I have a 2012r2 storage server with 12x 6TB HDD. The drives shows up with 5.46 TB capacity which is expected. What is unexpected is creating the array in powershell. I would like to setup the 12 drives as a single dual parity space. Using the command
New-VirtualDisk -StoragePoolFriendlyName 72tb -FriendlyName HDD_Parity -UseMaximumSize -ResiliencySettingName Parity -ProvisioningType Fixed -PhysicalDiskRedundancy 2
I get a reported capacity of 48.88 TB. Using n-2 x 5.46 TB I should see 54.6 TB however 48.88 / 9 = 5.43 TB or roughly n-3. Specifying columns manually at 12 gives the same results, columns 11 drops the capacity by one more drive and so on.

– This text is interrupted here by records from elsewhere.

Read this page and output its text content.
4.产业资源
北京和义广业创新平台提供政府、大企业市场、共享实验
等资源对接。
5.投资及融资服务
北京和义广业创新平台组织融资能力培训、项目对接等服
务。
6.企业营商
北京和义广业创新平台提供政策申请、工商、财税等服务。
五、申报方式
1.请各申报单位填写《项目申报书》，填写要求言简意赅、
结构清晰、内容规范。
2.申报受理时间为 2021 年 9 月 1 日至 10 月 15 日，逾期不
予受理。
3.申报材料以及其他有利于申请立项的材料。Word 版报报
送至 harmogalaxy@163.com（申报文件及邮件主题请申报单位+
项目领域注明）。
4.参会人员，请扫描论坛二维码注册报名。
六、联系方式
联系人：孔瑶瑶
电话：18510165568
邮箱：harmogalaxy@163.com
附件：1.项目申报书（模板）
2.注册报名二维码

If I switch routes and use
New-VirtualDisk -StoragePoolFriendlyName 72tb -FriendlyName HDD_Parity -UseMaximumSize -ResiliencySettingName Parity -ProvisioningType Fixed -PhysicalDiskRedundancy 1 -NumberOfColumns 6
which if I am not mistaken is 2x 6 drive single parity arrays striped or spanned? I get 54.57 TB which aligns with n-1 x 2 or 5.46 TB x 10.
So where is the missing drive with the dual parity virtual drive? It's not reported as a hot spare and I would rather not throw away the capacity of a third drive that isn't being used in any conceivable way.